Social media showed that everyone has the potential to reach a massive audience at low cost and high gain—and that potential gave many people the impression that they deserve such an audience. (...) That was a terrible idea. People just aren't meant to talk to one another this much. They shouldn't have that much to say, they shouldn't expect to receive such a large audience for that expression, and they shouldn't suppose a right to comment or rejoinder for every thought or notion either.

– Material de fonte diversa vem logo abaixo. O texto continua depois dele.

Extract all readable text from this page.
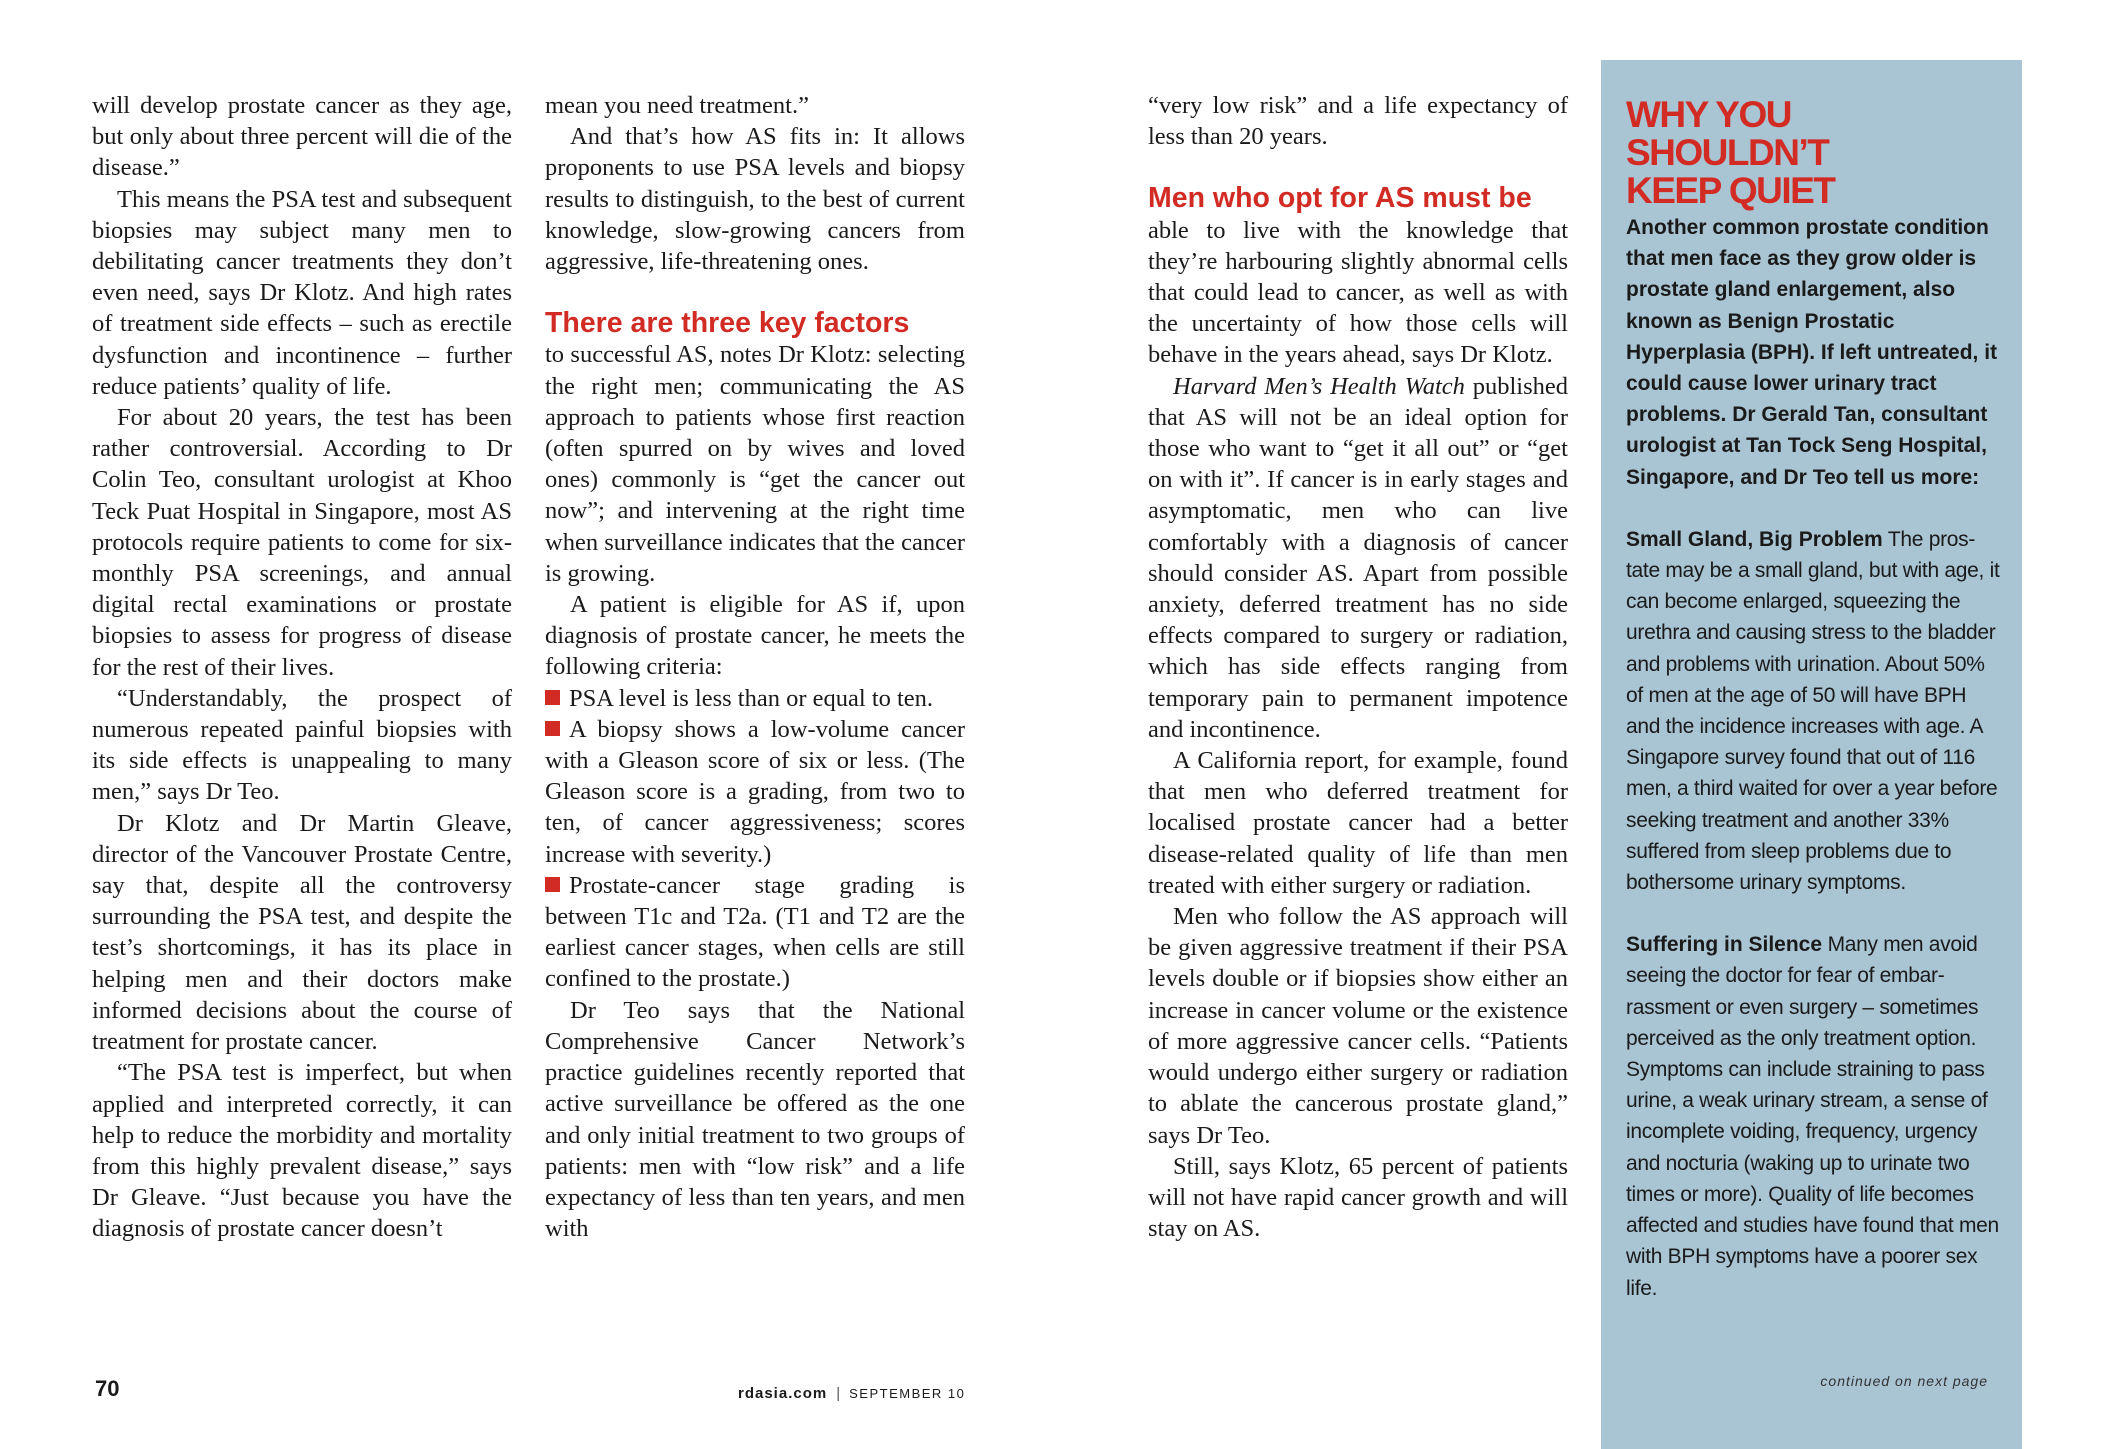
will develop prostate cancer as they age, but only about three percent will die of the disease.”

This means the PSA test and subsequent biopsies may subject many men to debilitating cancer treatments they don’t even need, says Dr Klotz. And high rates of treatment side effects – such as erectile dysfunction and incontinence – further reduce patients’ quality of life.

For about 20 years, the test has been rather controversial. According to Dr Colin Teo, consultant urologist at Khoo Teck Puat Hospital in Singapore, most AS protocols require patients to come for six-monthly PSA screenings, and annual digital rectal examinations or prostate biopsies to assess for progress of disease for the rest of their lives.

“Understandably, the prospect of numerous repeated painful biopsies with its side effects is unappealing to many men,” says Dr Teo.

Dr Klotz and Dr Martin Gleave, director of the Vancouver Prostate Centre, say that, despite all the controversy surrounding the PSA test, and despite the test’s shortcomings, it has its place in helping men and their doctors make informed decisions about the course of treatment for prostate cancer.

“The PSA test is imperfect, but when applied and interpreted correctly, it can help to reduce the morbidity and mortality from this highly prevalent disease,” says Dr Gleave. “Just because you have the diagnosis of prostate cancer doesn’t

mean you need treatment.”

And that’s how AS fits in: It allows proponents to use PSA levels and biopsy results to distinguish, to the best of current knowledge, slow-growing cancers from aggressive, life-threatening ones.

There are three key factors

to successful AS, notes Dr Klotz: selecting the right men; communicating the AS approach to patients whose first reaction (often spurred on by wives and loved ones) commonly is “get the cancer out now”; and intervening at the right time when surveillance indicates that the cancer is growing.

A patient is eligible for AS if, upon diagnosis of prostate cancer, he meets the following criteria:

PSA level is less than or equal to ten.

A biopsy shows a low-volume cancer with a Gleason score of six or less. (The Gleason score is a grading, from two to ten, of cancer aggressiveness; scores increase with severity.)

Prostate-cancer stage grading is between T1c and T2a. (T1 and T2 are the earliest cancer stages, when cells are still confined to the prostate.)

Dr Teo says that the National Comprehensive Cancer Network’s practice guidelines recently reported that active surveillance be offered as the one and only initial treatment to two groups of patients: men with “low risk” and a life expectancy of less than ten years, and men with

“very low risk” and a life expectancy of less than 20 years.

Men who opt for AS must be

able to live with the knowledge that they’re harbouring slightly abnormal cells that could lead to cancer, as well as with the uncertainty of how those cells will behave in the years ahead, says Dr Klotz.

Harvard Men’s Health Watch published that AS will not be an ideal option for those who want to “get it all out” or “get on with it”. If cancer is in early stages and asymptomatic, men who can live comfortably with a diagnosis of cancer should consider AS. Apart from possible anxiety, deferred treatment has no side effects compared to surgery or radiation, which has side effects ranging from temporary pain to permanent impotence and incontinence.

A California report, for example, found that men who deferred treatment for localised prostate cancer had a better disease-related quality of life than men treated with either surgery or radiation.

Men who follow the AS approach will be given aggressive treatment if their PSA levels double or if biopsies show either an increase in cancer volume or the existence of more aggressive cancer cells. “Patients would undergo either surgery or radiation to ablate the cancerous prostate gland,” says Dr Teo.

Still, says Klotz, 65 percent of patients will not have rapid cancer growth and will stay on AS.

WHY YOU
SHOULDN’T
KEEP QUIET

Another common prostate condition that men face as they grow older is prostate gland enlargement, also known as Benign Prostatic Hyperplasia (BPH). If left untreated, it could cause lower urinary tract problems. Dr Gerald Tan, consultant urologist at Tan Tock Seng Hospital, Singapore, and Dr Teo tell us more:

Small Gland, Big Problem The prostate may be a small gland, but with age, it can become enlarged, squeezing the urethra and causing stress to the bladder and problems with urination. About 50% of men at the age of 50 will have BPH and the incidence increases with age. A Singapore survey found that out of 116 men, a third waited for over a year before seeking treatment and another 33% suffered from sleep problems due to bothersome urinary symptoms.

Suffering in Silence Many men avoid seeing the doctor for fear of embarrassment or even surgery – sometimes perceived as the only treatment option. Symptoms can include straining to pass urine, a weak urinary stream, a sense of incomplete voiding, frequency, urgency and nocturia (waking up to urinate two times or more). Quality of life becomes affected and studies have found that men with BPH symptoms have a poorer sex life.

continued on next page
70	rdasia.com | SEPTEMBER 10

in "The Age of Social Media Is Ending" 10 nov 2022

Comentaremos e replicaremos: só alguns merecem audiência – e, previsivelmente, os restantes devem pagar pelo privilégio de acesso aos seus dizeres. Senhores... esse barco já afundou, esse comboio já descarrilou, esse avião já despenhou. Nada confundível com uma cultura sofisticada discorre pelas redes sociais, mas como restantes media, acusamos a programação, eternamente dobrada ao imperativo maior, $$$. Não vos aborreceremos mais uma vez com as nossas diatribes às redes sociais, como antes dessas atacámos a TV que não merecíamos. Se detestamos noticiários e novelas, não desprezamos a tecnologia que os permite. Picámos demasiados bilhetes de transportes públicos, calcámos demasiados passeios, curvámos demasiadas vezes as costas com o peso de uma mochila repleta de zines impressos, cada qual a custar-nos envelope e selo e dias de atraso com o ocasional extravio, para alguma vez recusarmos conveniências modernas. Como em tantas outras frentes importa recordar, esta realidade não é a única possibilidade, e as ferramentas que precisamos para as alternativas estão ao nosso dispor — historicamente, nem sempre foi o caso. Apreciaremos todas as tecnologias que abram novos canais à cultura, por mais rasteiras, canais e culturas. Mesmo se, é feitio, evitamos as que tenham público.


 *) Têm-nos no "deprimidos", mas essa é toda uma outra história.